October 15, 2007
Cancer Death Rate Decline Accelerating

The rate at which cancer death rates decline from year to year has has improved.

A new report from the nation’s leading cancer organizations shows cancer death rates decreased on average 2.1 percent per year from 2002 through 2004, nearly twice the annual decrease of 1.1 percent per year from 1993 through 2002. The findings are in the “Annual Report to the Nation on the Status of Cancer, 1975-2004, Featuring Cancer in American Indians and Alaska Natives” published online October 15, 2007 (www.interscience.wiley.com/cancer/report2007) and appearing in the November 15, 2007, issue of Cancer.

A featured special section provides the most comprehensive cancer data to date for American Indians and Alaska Natives (AI/AN) across the United States. Cancer incidence rates among AI/AN men and women varied two-fold among six geographic regions of the country. From 1999 through 2004, AI/AN men from the Northern Plains region and AI/AN women from Alaska and the Northern and Southern Plains regions had higher cancer incidence rates than non-Hispanic white (NHW) men and women in the same areas.

Among the general population, the report shows that long-term declines in cancer death rates continued through 2004 for both sexes and, despite overall higher death rates for men, the declines from 2002 through 2004 were 2.6 percent per year among men and 1.8 percent per year among women. Death rates decreased for the majority of the top 15 cancers in men and women. Important declines were noted for the three leading causes of cancer deaths in men: lung, prostate and colorectal cancers. In women, deaths rates from colorectal cancer and breast cancer decreased, while the rate of increase for lung cancer deaths slowed substantially.

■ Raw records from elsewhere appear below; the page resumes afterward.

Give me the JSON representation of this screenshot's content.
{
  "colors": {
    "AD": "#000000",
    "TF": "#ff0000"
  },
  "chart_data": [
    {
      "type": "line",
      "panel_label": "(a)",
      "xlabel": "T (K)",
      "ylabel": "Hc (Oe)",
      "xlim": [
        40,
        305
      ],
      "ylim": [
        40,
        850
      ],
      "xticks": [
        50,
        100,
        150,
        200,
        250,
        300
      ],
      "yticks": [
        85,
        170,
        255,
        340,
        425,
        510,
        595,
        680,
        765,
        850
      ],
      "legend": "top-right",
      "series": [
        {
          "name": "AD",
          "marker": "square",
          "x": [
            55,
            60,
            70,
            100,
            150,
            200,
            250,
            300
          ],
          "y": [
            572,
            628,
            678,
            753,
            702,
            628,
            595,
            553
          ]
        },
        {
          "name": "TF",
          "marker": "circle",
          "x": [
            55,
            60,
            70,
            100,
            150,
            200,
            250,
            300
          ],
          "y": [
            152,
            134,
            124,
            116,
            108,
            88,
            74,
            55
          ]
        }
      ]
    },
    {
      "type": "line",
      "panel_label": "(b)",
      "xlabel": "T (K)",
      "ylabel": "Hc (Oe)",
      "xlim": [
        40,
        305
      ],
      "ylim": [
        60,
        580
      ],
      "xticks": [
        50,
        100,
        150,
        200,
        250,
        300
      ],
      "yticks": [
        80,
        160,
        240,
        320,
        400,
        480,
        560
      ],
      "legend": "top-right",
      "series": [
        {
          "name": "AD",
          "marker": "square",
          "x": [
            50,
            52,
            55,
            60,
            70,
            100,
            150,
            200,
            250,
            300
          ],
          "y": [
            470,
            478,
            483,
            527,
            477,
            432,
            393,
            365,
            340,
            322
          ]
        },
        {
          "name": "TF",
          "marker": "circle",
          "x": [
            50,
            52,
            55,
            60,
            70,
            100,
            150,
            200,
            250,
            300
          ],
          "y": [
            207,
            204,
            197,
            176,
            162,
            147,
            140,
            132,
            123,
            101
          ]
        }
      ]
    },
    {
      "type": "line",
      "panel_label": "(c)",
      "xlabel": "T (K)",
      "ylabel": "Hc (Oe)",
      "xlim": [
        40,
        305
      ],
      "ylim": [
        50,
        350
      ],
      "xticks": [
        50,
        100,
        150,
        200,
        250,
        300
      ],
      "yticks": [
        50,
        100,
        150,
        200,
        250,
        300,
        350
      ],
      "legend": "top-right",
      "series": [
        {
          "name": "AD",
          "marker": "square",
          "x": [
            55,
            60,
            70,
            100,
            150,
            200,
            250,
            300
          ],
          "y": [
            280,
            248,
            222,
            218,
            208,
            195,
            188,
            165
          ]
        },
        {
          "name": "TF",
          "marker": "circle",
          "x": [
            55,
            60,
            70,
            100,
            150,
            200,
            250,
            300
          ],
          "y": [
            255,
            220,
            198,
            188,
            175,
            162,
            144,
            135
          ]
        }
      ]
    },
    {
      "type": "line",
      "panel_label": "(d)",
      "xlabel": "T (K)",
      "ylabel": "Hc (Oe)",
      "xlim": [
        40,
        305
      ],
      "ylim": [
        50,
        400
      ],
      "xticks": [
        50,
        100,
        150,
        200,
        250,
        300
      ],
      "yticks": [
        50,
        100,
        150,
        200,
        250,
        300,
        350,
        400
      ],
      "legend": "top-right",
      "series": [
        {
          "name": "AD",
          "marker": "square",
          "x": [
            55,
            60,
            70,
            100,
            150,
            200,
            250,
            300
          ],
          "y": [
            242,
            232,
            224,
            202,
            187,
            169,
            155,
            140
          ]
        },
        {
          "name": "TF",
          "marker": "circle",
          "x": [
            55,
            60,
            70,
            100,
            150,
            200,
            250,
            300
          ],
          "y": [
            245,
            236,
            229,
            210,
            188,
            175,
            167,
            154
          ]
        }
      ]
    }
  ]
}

Progress does not run at a constant rate. At some point curing cancer is going to become easy. Looking at big mainframe computer boxes in the 1970s most would not have guessed what was coming. We now can do things with computers that give us enormous power. Microfluidic devices, built using technologies developed in the computer industry, are going to greatly accelerate the rate of advance in medical science and biotechnology. We will gain the ability to manipulate cells and components of cells with the precision needed to figure out and cure cancer. Just as the computer industry has gained the ability to manipulate smaller and smaller pieces of matter so will the biomedical industry.

Share |      Randall Parker, 2007 October 15 09:24 PM  Aging Treatment Studies

rsilvetz said at October 16, 2007 9:26 AM:

Statistical blip. No fundamentals have changed. The actual number of new therapies is actually declining, not increasing. While at the R&D level folks have all sorts of wonderful ideas nothing is getting past the FDA quantum barrier of $800 million to $1.2 billion. Plus, reporting the second derivative to claim success in the war on cancer smacks of spin.

Mirco said at October 17, 2007 4:42 AM:

People is able to travel. If the therapies will not be available in the US or in the EU, they could be available elsewhere. Then "elsewhere" will be a very popular place for people to go. This is happening in the EU, for example: Italy has strict laws for IVF, so Italians travel to Spain, Netherlands, Turkey to have the services they need and want.